I was aware of that, but chose to not fill it in. (It wouldn’t have made a difference anyway.)
Kevan: he/him
That did a good job as a shortish vote on what dynasty to play next, but it felt like we missed the mark on “somewhat eclectic gameplay preferences which somehow all had to be satisfied simultaneously”, which would have been interesting to actually try.

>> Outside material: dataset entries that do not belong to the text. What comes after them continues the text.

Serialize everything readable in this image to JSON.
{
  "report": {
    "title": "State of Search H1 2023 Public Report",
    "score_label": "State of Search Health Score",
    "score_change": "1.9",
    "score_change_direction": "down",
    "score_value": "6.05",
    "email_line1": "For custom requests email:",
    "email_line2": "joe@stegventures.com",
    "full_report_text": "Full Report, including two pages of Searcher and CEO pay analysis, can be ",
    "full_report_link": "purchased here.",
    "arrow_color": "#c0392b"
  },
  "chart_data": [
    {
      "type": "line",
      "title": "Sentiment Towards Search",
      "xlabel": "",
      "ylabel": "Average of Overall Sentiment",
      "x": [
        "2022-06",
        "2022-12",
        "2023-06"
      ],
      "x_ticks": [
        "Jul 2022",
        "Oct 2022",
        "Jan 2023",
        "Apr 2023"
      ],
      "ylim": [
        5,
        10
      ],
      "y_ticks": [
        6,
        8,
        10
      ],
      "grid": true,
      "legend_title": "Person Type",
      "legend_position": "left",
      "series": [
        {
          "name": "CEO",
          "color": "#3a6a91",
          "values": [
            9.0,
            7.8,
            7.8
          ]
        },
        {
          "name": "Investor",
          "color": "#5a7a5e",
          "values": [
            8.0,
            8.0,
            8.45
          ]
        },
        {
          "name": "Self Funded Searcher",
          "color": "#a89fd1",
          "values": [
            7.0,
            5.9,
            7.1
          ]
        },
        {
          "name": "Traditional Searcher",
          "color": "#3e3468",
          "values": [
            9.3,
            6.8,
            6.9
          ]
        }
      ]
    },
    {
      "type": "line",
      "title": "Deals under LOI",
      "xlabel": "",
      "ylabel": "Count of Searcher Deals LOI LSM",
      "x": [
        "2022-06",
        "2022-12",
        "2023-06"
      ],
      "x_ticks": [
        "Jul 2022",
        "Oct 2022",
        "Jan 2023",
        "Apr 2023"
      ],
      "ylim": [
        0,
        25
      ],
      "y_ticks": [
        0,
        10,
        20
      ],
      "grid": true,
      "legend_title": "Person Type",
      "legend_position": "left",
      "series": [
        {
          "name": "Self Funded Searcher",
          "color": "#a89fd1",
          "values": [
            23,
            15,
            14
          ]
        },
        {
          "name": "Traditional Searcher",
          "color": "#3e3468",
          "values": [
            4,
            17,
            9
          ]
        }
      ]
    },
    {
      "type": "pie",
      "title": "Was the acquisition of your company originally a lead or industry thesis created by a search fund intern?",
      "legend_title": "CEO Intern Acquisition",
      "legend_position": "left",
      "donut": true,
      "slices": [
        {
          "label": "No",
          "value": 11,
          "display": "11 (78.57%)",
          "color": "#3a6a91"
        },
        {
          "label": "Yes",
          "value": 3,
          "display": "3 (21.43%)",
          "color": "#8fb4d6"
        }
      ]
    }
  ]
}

I guess it was down to people writing detailed dynasty descriptions from the off, and getting attached to them in the process, meaning that any proposed constraint would tend to either reinforce the existing majority view as expressed in Drafts, or fail. (Venba was struggling to get any traction for a “no random outcomes” restriction, I assume in large part because every other dynasty idea included random outcomes at that point.)
Once again I didn’t enjoy having one player at the table — Darknight — who showed no interest in taking part in the dynastic game (they performed no dynastic actions at all) but was still pushing major endgame votes through to decide how that game would end. I don’t know if they still think that they’re “helping things along” by doing that, but I think it’s neutral at best, and at worst undermines the basic concept of Nomic, that the rule amendments are negotiated among the players of the game.